В кабине похолодало. Разрывы стали совсем редки, они сомкнулись в плотную пелену. Над этой пеленой серыми стенками висели серые полосы второго этажа облаков, самолет проносился сквозь них на ощупь, как человек, входящий в парную, а выше висел следующий этаж. Казалось невероятным, что мы только что шли над залитой вечерним солнцем долиной Чауна, смотрели на розовые от заката домики перевалбазы и розовые камни вокруг. До озера по времени оставалось тридцать-тридцать пять минут. Черная мокрая громада сопки мелькнула под левым крылом, и самолет медленно стал закладывать разворот.

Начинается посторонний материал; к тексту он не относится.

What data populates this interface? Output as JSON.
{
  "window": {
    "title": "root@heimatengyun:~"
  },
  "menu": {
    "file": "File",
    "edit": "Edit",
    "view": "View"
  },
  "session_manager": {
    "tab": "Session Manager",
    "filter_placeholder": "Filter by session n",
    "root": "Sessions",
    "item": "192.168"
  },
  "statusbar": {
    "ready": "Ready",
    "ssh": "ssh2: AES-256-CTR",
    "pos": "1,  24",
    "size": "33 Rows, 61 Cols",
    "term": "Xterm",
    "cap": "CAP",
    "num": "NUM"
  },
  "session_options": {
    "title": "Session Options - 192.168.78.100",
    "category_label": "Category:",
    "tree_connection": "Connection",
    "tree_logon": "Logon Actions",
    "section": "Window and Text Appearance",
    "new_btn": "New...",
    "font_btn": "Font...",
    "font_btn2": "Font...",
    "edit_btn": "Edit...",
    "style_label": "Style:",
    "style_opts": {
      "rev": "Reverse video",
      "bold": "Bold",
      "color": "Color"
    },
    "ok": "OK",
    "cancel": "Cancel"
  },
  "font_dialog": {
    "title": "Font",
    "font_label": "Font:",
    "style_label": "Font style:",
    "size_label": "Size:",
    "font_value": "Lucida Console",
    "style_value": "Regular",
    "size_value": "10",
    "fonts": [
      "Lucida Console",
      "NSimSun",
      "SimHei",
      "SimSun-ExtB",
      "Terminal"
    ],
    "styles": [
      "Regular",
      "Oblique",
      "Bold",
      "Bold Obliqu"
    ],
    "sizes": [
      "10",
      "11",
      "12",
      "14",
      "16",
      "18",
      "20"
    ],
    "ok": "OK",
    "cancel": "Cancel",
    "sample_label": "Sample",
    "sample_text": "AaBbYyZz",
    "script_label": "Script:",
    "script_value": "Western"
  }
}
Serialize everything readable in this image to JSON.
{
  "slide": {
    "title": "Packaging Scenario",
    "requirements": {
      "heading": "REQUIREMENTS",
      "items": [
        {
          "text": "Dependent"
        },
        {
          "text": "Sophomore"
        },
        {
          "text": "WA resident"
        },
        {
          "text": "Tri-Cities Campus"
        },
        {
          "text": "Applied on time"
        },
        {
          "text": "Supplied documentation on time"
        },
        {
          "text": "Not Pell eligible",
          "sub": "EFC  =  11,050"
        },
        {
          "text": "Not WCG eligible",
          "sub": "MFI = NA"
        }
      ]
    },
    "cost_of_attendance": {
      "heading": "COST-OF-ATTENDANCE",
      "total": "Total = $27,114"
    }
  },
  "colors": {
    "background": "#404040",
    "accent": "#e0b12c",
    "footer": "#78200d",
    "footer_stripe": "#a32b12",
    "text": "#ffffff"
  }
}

Через какое-то время мы все-таки не выдержали и, не сговариваясь, выглянули в проем пилотской кабины. Гряда плоских чукотских сопок плыла под крылом, следующая гряда - повыше - надвигалась спереди, и над всем этим великолепием черной щебенки и черного мха не было ни облачка.
Командир оглянулся и крикнул. Мы не расслышали. Тогда он показал десять пальцев: через десять минут.
Вершины сопок были покрыты снегом. Летний и осенний снег на чукотских горах производит гнетущее впечатление. Черный цвет камня прорывается сквозь него, и оттого снег приобретает серый оттенок. Это совсем не похоже на сверкающие вершины Тянь-Шаня, Памира или Кавказа. От тех вершин настраиваешься на торжественный, органный лад, на размышления о красоте и всеобщей гармонии мира. При виде летнего снега на Чукотке мысли крутятся вокруг снаряжения, достоинств личного спального мешка, примусных иголок. Потом горы со своим мертвенно-синим снегом куда-то провалились, и вынырнуло долгожданное озеро. Я не знаю, с чем его сравнить. Пожалуй, если вылить флакон не очень густых чернил на ослепительный лист бумаги - это будет как раз. Круглое озеро лежало в круглой земной чаше. По бокам частоколом, как кончики пальцев чьей-то руки, торчали конусовидные сопки.
Такого погрома, какой мы застали на базе, мне за экспедиционную жизнь видеть не приходилось. Шестиместная палатка была сбита. Палаточные растяжки выворочены. Груды сорванной с вешал рыбы валялись на земле. Какие-то бумажки, тряпье, валенки, сапоги, телогрейки просторно разместились в окружающем пространстве. Все это лежало вперемешку с полосами мокрого, набрякшего водой снега. Снег таял, и черный, покрытый лишайником галечник кругом от этого казался особенно неуютным. Успевший за время одинокой жизни зарасти волосами, Коля Балаев бродил среди всеобщего разора и хватался за голову. Вчера ночью на базу обрушился снежный ураган, сбил, сорвал все, что можно было сорвать и сбить, и исчез, уступив место сегодняшнему штилю.